Snyder signed legislation which contributed $28 million to help out families in Flint obtain water and medical attention back in January. Since, $67 million has been acquired through state legislation. An estimated $232 million will be needed in state resources. No math required to figure out that there is a dramatic shortage in funds to take on a problem so big.
Skeptics be aware. More government lies, shortcuts, and PR schemes ahead.
It may just be me, but this plan seems to be more of a public relations ploy than legitimate action. It takes a year of lying before citizens of Flint are finally told they have lead in their water. Now, seven months later, we have this all mighty plan to fix everything. The people see through the bullshit. It’s known that not everyone goes to prison for their wrongdoings.
Following is a brief summary of Snyder’s proposed short-term, intermediate-term, and long-term solutions.
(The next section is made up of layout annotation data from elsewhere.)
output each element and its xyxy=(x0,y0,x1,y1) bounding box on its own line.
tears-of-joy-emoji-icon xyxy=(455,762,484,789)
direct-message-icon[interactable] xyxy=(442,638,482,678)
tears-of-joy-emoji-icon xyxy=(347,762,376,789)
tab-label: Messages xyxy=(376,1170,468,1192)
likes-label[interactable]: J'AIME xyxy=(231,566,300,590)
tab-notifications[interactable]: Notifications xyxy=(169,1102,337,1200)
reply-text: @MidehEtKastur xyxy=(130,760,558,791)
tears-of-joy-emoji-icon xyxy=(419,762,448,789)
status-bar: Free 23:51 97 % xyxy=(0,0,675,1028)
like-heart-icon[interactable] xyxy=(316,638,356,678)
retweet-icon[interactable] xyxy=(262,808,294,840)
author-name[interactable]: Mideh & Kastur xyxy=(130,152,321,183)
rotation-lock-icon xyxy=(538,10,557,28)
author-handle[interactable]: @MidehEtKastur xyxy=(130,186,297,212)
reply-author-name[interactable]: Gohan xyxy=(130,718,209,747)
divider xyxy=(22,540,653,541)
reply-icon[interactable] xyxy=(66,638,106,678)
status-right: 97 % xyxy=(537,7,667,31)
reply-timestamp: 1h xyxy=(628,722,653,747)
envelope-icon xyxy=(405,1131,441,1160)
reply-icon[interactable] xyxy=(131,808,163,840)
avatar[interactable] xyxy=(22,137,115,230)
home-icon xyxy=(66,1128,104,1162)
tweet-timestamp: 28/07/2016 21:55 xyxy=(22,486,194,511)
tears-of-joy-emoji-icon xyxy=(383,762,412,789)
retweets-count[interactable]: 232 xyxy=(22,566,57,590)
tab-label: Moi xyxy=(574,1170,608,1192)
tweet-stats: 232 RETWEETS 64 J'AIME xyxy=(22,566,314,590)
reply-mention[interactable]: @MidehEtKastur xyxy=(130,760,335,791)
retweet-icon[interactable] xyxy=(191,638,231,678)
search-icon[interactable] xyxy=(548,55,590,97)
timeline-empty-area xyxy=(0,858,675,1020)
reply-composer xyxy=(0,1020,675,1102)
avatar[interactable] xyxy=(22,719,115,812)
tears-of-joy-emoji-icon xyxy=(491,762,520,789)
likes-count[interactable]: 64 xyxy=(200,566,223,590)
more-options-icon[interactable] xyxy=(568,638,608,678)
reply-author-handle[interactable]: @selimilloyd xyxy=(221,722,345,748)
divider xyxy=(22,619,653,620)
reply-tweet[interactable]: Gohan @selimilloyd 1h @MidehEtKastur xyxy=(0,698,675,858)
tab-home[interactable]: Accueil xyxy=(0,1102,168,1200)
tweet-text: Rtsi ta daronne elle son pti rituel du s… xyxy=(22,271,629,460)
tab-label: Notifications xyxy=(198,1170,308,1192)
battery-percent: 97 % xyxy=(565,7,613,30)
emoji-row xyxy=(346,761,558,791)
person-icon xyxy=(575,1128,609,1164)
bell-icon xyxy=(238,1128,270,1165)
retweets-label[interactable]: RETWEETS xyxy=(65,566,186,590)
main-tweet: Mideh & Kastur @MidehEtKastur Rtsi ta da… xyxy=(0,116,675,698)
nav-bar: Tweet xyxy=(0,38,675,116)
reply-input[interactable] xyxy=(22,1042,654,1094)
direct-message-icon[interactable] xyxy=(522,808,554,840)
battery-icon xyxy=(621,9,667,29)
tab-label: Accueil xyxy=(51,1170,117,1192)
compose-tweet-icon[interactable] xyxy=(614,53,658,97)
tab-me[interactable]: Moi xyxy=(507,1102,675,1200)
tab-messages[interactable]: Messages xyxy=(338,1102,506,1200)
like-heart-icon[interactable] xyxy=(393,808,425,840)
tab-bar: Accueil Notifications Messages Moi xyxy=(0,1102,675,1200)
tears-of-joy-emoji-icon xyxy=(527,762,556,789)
Short-term (ST) meaning less than two months, intermediate-term (IT) meaning 2 – 4 months, and long-term (LT) will be “worked on until finalized.” Whatever that means.
Health & Human Services
– Add three additional Child and Adolescent Health Centers
– Give professional support to children under 6 with high blood pressure
– Provide real time notification to residents regarding disease report review/analysis
– Evaluate educational facilities for community needs
– All residents desiring a primary care physician relationship will have one
– Mobile Food Distribution program is meeting community needs geographically
Water Supply & Infrastructure
– Replace plumbing faucets/fixtures in public facilities
– Prioritize lead line removal based on water and elevated lead blood level test results
– Work with city to plan and prioritize lead pipe service line removal
– Prepare a best practices approach for individual locations with water lead levels greater than 15 ppb or children with blood lead levels greater than 5 micograms per deciliter
– Flint (& Michigan) will comply with a much higher standard than the existing U.S. Lead & Copper Rule requires
– Share and coordinate information, monitoring and testing protocols on a multi-agency basis to ensure water quality is maintained
– Hire 9 additional nurses for Flint Community Schools
– Expand breakfast program into all Flint Community Schools classrooms
– Provide and promote Great Start Readiness Program slots in Flint
– Partnering with Blue Cross Blue Shield to facilitate salad bars at 20 additional schools
– Provide children up to age 4 with more quality daycare and early learning program options
– Summer EBT fully implemented for all families needing nutrition support
Jobs & Economic Development
– Appoint a Flint leader to the MEDC Executive Board of Directors
– Apply for U.S. Blight remediation funds (Hardest Hit Funds)
– Complete hiring of Flint residents for water resource sites
– Complete hiring of community liaison managers in each of Flint’s nine wards
– By 2018, get three new affordable housing developments underway/completed with Flint developers, supported by MSHDA
– Complete training and development for 500 Flint residents to achieve long term employment by the end of 2017.